- Born: September 13, 1943 Tbilisi, Georgian Soviet Socialist Republic, Soviet Union
- Died: 23 June, 2025 Delhi, India
- Other name: Laado
- Occupation: Wrestling coach
- Years active: 1982–2025
- Employer: Wrestling Federation of India (2003–2017)
- Known for: Coaching India's national wrestling team
- Awards: Padma Shri (posthumous, 2026)

= Vladimir Mestvirishvili =

Georgian freestyle wrestling coach

Vladimir Mestvirishvili (ვლადიმერ მესტვირიშვილი; born September 13, 1943) was a Georgian freestyle wrestling coach. He served as head coach of the Georgian national wrestling team from 1982 to 1992, and subsequently worked with India's national wrestling setup from 2003 until 2017, before continuing to coach independently at Chhatrasal Stadium in Delhi until his death. Four of the Indian wrestlers he trained won Olympic medals. In January 2026, the Government of India awarded him the Padma Shri posthumously, making him the first foreign coach to receive the honour.

He is credited with helping lay the technical and tactical foundations of India's rise in international freestyle wrestling during the 2000s and 2010s.

== Career==
He developed his coaching career within the Soviet sports system and served as head coach of the USSR national team from 1979 to 1991, while also coaching the USSR youth national team from 1981.

He served as the head coach of the Georgian national wrestling team from 1982 to 1992. During this period, he trained wrestlers who competed at World Championships and European Championships under the Soviet and later the Georgian flag.

From 1995 to 2000, he was the head coach of the North Macedonia national team and the club Yaka-Muchumi.

Mestvirishvili arrived in India in 2003 and joined the national wrestling coaching setup under the Wrestling Federation of India. He was initially based at the Sports Authority of India centre in Sonepat, Haryana, and later worked at Chhatrasal Stadium in Delhi.

In his early years in India, Mestvirishvili coached Sushil Kumar and Yogeshwar Dutt, who qualified for the 2004 Summer Olympics in Athens in freestyle wrestling. Sushil Kumar subsequently won a bronze medal at Athens 2004 and a silver medal at the 2012 London Olympics, becoming India's only two-time Olympic wrestling medallist. Yogeshwar Dutt won a bronze medal at London 2012.

He also coached Bajrang Punia during his formative years. Punia won a bronze medal at the 2020 Tokyo Olympics.

The Wrestling Federation of India (WFI) declined to renew Mestvirishvili's contract following the 2016 Rio Olympics, citing his age and a preference for younger coaching staff.

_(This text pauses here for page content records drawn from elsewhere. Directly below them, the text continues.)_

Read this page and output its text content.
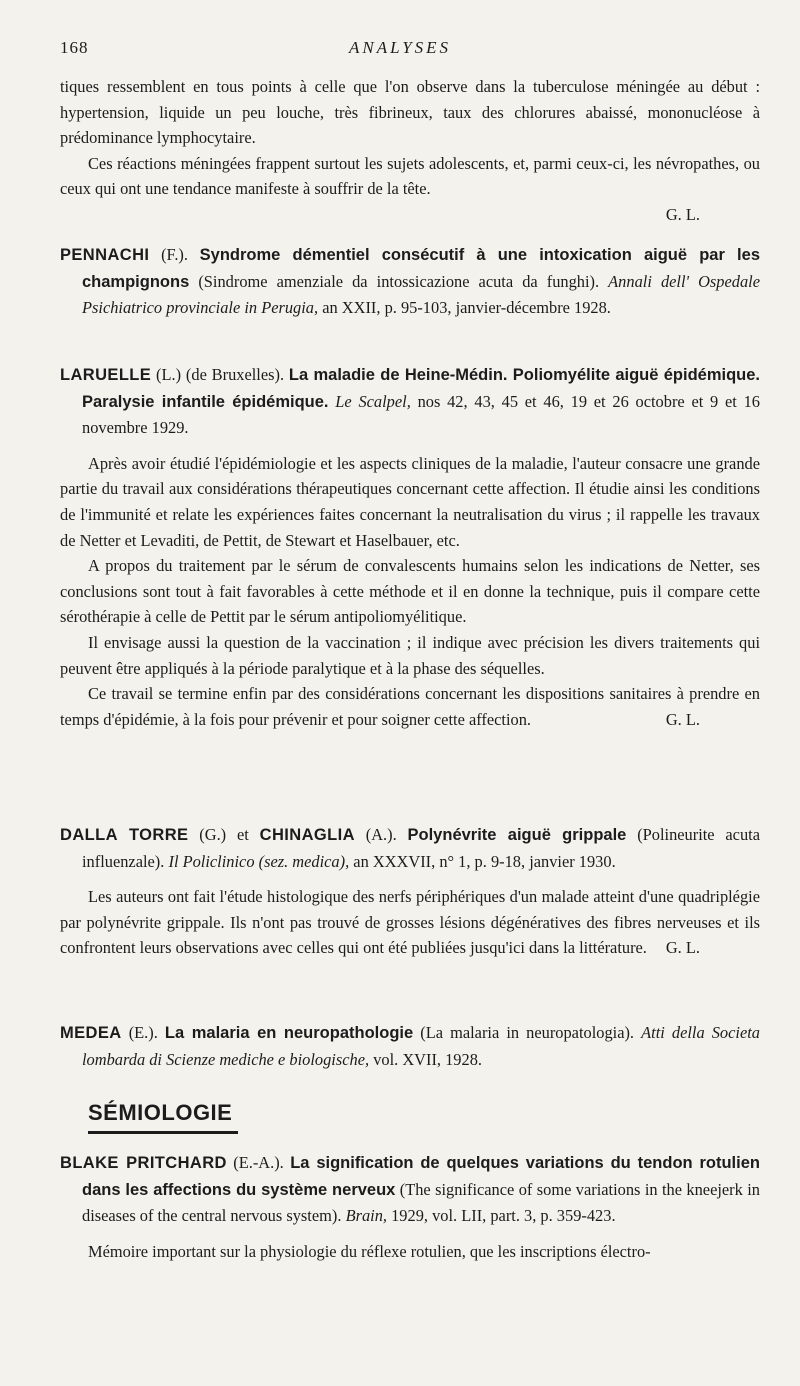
168	ANALYSES

tiques ressemblent en tous points à celle que l'on observe dans la tuberculose méningée au début : hypertension, liquide un peu louche, très fibrineux, taux des chlorures abaissé, mononucléose à prédominance lymphocytaire.

Ces réactions méningées frappent surtout les sujets adolescents, et, parmi ceux-ci, les névropathes, ou ceux qui ont une tendance manifeste à souffrir de la tête.

G. L.

PENNACHI (F.). Syndrome démentiel consécutif à une intoxication aiguë par les champignons (Sindrome amenziale da intossicazione acuta da funghi). Annali dell' Ospedale Psichiatrico provinciale in Perugia, an XXII, p. 95-103, janvier-décembre 1928.

LARUELLE (L.) (de Bruxelles). La maladie de Heine-Médin. Poliomyélite aiguë épidémique. Paralysie infantile épidémique. Le Scalpel, nos 42, 43, 45 et 46, 19 et 26 octobre et 9 et 16 novembre 1929.

Après avoir étudié l'épidémiologie et les aspects cliniques de la maladie, l'auteur consacre une grande partie du travail aux considérations thérapeutiques concernant cette affection. Il étudie ainsi les conditions de l'immunité et relate les expériences faites concernant la neutralisation du virus ; il rappelle les travaux de Netter et Levaditi, de Pettit, de Stewart et Haselbauer, etc.

A propos du traitement par le sérum de convalescents humains selon les indications de Netter, ses conclusions sont tout à fait favorables à cette méthode et il en donne la technique, puis il compare cette sérothérapie à celle de Pettit par le sérum antipoliomyélitique.

Il envisage aussi la question de la vaccination ; il indique avec précision les divers traitements qui peuvent être appliqués à la période paralytique et à la phase des séquelles.

Ce travail se termine enfin par des considérations concernant les dispositions sanitaires à prendre en temps d'épidémie, à la fois pour prévenir et pour soigner cette affection.	G. L.

DALLA TORRE (G.) et CHINAGLIA (A.). Polynévrite aiguë grippale (Polineurite acuta influenzale). Il Policlinico (sez. medica), an XXXVII, n° 1, p. 9-18, janvier 1930.

Les auteurs ont fait l'étude histologique des nerfs périphériques d'un malade atteint d'une quadriplégie par polynévrite grippale. Ils n'ont pas trouvé de grosses lésions dégénératives des fibres nerveuses et ils confrontent leurs observations avec celles qui ont été publiées jusqu'ici dans la littérature.	G. L.

MEDEA (E.). La malaria en neuropathologie (La malaria in neuropatologia). Atti della Societa lombarda di Scienze mediche e biologische, vol. XVII, 1928.

SÉMIOLOGIE

BLAKE PRITCHARD (E.-A.). La signification de quelques variations du tendon rotulien dans les affections du système nerveux (The significance of some variations in the kneejerk in diseases of the central nervous system). Brain, 1929, vol. LII, part. 3, p. 359-423.

Mémoire important sur la physiologie du réflexe rotulien, que les inscriptions électro-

After the conclusion of his WFI contract, he remained in India and continued coaching at Chhatrasal Stadium, where he was brought in by Sushil Kumar to train a younger generation of wrestlers. Among those he worked with during this period were Ravi Dahiya, who won a silver medal at the 2020 Tokyo Olympics, Deepak Punia, a World Championship medallist, and Divya Kakran, who won a gold medal at the 2022 Commonwealth Games.

== Death ==
Mestvirishvili died on 23 June 2025 due to age-related illness. He was 69 years old. Following Mestvirishvili's death, tributes were paid by the Wrestling Federation of India, his former athletes, and sports administrators. Bajrang Punia stated,
"Today, our standing in world wrestling is respectful because of him. He dedicated his life, at least the last two decades of his life, to Indian wrestling."
 Yogeshwar Dutt credited him with teaching him and his peers how to compete at the highest level.

Former India hockey captain Viren Rasquinha wrote on X:
"Very sad to hear of the passing away of legendary wrestling coach Vladimir Mestvirishvili of Georgia. He coached Sushil, Yogeshwar, Bajrang, Ravi, Deepak and many other top Indian wrestlers during their junior days. He was so dedicated and passionate. Everyone loved him."

In 2026, the Government of India announced him as a posthumous recipient of the Padma Shri for his contribution to Indian wrestling. He was the first foreign coach to be named for the award.